‘U.S is trying to disconnect from Ethereum’ – Here’s what this exec has to say

    SEC’s scrutiny of Ethereum is risking innovation beyond simply Ether’s classification
    Analysts believe the possible approval of a spot ETH ETF in the United States is under threat now

As a researcher, I believe that the SEC’s scrutiny of Ethereum goes beyond just the classification of Ether (ETH) and poses a significant risk to innovation in the crypto industry. Consensys, a leading blockchain software technology company, has taken this issue to the next level by taking legal action against the SEC.


As an analyst, I’d describe it this way: The SEC and crypto-entities are engaged in a contentious regulatory dispute. Crypto-companies argue that the SEC is overreaching into their domain. Consensys, a blockchain technology firm, escalated this disagreement by filing a lawsuit against the SEC.

In a recent episode of “Bankless,” Joe Lubin, ConsenSys’ CEO, raised concerns over the Securities and Exchange Commission’s (SEC) handling of Ethereum.

“The U.S. is trying to disconnect from Ethereum.”

The executive expresses that the examination goes beyond merely categorizing Ethereum (ETH), reaching out to the activities of software developers as well. He anticipates that these developments could have far-reaching consequences for the whole sector, potentially hindering progress.
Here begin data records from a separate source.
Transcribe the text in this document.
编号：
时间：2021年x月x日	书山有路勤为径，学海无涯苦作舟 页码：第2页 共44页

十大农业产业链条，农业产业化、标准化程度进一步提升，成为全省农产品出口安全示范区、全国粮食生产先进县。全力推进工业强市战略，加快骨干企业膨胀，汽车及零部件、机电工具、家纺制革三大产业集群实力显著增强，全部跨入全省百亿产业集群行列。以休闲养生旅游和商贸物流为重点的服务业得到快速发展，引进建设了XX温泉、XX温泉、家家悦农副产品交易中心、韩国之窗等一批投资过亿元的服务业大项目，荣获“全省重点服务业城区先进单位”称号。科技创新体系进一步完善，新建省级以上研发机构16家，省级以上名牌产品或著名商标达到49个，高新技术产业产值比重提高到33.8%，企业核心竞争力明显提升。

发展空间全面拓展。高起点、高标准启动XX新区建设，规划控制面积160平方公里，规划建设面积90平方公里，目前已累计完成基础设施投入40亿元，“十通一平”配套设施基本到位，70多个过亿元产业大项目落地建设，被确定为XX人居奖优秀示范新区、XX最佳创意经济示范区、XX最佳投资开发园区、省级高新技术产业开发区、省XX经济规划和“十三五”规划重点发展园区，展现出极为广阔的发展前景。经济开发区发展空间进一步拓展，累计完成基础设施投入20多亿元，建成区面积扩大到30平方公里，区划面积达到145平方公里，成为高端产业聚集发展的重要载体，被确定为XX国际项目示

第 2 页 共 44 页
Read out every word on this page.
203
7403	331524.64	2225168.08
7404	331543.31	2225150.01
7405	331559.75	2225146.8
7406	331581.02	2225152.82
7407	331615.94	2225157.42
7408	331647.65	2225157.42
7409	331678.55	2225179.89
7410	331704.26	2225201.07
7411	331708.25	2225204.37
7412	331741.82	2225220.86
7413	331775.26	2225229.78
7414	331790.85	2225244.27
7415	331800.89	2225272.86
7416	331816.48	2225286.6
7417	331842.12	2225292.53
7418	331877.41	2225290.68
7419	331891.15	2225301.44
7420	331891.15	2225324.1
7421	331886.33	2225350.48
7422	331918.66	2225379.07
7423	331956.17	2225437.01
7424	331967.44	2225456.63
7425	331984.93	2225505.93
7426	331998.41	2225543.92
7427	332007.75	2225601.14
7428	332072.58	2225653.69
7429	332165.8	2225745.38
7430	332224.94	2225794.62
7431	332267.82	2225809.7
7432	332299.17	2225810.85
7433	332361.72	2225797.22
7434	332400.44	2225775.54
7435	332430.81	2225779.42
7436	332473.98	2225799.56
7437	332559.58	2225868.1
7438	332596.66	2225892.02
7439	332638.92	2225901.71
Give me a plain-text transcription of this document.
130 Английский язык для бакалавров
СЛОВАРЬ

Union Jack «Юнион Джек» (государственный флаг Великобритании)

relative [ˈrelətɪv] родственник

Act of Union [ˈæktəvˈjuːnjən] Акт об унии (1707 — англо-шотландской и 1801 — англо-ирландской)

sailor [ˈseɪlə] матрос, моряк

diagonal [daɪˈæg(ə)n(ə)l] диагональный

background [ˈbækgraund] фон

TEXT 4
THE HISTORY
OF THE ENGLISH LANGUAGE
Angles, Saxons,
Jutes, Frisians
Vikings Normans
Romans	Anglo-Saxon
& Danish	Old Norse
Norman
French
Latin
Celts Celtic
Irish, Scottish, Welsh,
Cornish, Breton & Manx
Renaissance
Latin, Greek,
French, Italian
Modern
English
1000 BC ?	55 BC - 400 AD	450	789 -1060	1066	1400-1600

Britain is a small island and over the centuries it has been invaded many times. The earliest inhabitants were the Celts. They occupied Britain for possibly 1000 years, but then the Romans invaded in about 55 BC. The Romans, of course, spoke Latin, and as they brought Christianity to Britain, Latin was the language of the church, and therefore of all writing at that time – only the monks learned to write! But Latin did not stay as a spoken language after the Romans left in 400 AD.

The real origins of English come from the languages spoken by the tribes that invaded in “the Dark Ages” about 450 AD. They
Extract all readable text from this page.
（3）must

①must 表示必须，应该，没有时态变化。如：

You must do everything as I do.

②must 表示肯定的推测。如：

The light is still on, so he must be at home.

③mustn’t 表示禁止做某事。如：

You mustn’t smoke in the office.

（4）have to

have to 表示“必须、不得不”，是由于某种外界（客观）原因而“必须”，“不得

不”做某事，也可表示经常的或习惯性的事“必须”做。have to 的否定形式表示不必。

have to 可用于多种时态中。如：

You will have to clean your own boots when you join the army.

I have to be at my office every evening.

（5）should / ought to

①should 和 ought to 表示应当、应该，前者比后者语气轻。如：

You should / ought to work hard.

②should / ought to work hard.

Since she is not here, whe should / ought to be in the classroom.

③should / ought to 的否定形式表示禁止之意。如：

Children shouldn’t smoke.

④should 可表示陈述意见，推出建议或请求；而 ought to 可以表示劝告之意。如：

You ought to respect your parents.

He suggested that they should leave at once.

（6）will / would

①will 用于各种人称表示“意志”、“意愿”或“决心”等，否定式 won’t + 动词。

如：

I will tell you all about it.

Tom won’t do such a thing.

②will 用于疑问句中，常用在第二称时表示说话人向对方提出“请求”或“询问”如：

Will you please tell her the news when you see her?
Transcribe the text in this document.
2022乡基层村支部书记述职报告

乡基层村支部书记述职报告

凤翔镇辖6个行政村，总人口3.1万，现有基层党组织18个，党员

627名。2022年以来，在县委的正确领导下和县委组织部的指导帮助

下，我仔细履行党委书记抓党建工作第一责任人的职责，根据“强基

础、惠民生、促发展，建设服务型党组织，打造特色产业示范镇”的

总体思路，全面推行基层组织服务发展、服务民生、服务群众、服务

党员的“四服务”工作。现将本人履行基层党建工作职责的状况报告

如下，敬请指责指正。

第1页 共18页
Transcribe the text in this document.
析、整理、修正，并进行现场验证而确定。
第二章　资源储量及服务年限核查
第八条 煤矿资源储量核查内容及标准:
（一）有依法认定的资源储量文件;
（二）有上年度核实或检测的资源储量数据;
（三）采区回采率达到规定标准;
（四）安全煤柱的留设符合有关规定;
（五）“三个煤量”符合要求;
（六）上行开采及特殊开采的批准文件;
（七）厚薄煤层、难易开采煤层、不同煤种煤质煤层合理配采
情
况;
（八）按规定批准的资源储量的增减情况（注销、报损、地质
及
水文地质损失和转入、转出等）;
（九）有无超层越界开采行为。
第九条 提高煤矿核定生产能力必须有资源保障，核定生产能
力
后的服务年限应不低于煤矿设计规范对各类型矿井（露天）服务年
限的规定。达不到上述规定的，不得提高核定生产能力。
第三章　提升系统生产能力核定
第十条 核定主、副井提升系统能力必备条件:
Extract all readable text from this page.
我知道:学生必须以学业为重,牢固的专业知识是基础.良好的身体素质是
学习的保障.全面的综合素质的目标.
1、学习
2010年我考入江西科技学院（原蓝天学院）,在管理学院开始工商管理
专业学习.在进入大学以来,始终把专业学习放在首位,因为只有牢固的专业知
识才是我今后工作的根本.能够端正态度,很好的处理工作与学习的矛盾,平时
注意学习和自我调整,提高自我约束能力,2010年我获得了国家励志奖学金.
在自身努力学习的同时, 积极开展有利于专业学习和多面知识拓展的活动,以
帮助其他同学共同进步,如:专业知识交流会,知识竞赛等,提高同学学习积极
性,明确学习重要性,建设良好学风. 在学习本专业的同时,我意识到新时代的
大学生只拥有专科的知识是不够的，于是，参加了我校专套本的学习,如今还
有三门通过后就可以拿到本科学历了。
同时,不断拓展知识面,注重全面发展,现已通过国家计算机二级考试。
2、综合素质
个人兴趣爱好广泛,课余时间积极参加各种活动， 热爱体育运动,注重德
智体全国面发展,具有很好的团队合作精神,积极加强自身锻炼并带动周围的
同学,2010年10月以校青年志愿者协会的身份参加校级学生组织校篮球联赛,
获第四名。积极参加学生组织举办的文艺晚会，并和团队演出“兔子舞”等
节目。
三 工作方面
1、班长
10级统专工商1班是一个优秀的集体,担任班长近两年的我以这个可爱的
What’s unique about this case? 

The Securities and Exchange Commission (SEC) has previously gone after crypto-related businesses, but ConsenSys’ General Counsel, Matt Corva, pointed out some distinct features in this particular instance. He noted,

“The real differentiator we think in our case is Ethereum itself, which is under attack.”

He added, 

“In our opinion, they are attempting to disconnect Ethereum, an action we believe is misguided. We argue that they have overstepped their boundaries by assuming the role of law enforcement in the realm of open-source tech without proper authorization.”

As an analyst, I would put it this way: The Securities and Exchange Commission’s investigation into Ethereum’s development process sheds light on the extensive role played by contributors to Ethereum Improvement Proposals (EIPs).

The SEC’s motive

As a crypto investor, I’d like to share my perspective on the recent SEC actions and the rumors surrounding Ethereum’s transition to proof of stake. Contrary to some speculations, I believe the SEC’s moves are driven by their mandate to ensure compliance with securities laws, rather than an intentional targeting of Ethereum or its community. Let me clarify that I don’t subscribe to theories linking these actions to Ethereum’s shift to proof of stake. Instead, I view this as the SEC upholding their regulatory role in the rapidly evolving crypto space.

“It’s a foolish theory.” 

It’s important to mention that Lubin voiced doubt about the organization’s actions towards the SEC as well.

“One thing we didn’t want to do is, harm the prospects of the approval of the Ether spot ETF.” 

Based on what we’ve discussed, it seems that ConsenSys’ actions could potentially delay or even prevent the approval of a Spot Ethereum ETF. When this question was posed to Corva, they affirmed this possibility.

“We believed that filing the Ethereum action with the SEC would be unnecessary if they were planning to approve an Ethereum ETF. The approval of an ETF is strong evidence that Ethereum is considered non-securities.”

What lies ahead? 

Based on Corva’s statement, their argument isn’t just built on the overarching storyline but instead hinges on particular details concerning the SEC’s role in Ethereum.

As an analyst, I can suggest that securing a favorable outcome in the ongoing legal battle could solidify Ether’s status as a commodity. This classification might influence the Securities and Exchange Commission (SEC) in shaping their regulatory framework for digital assets and non-custodial wallets like Metamask, ultimately leading to potential policy changes.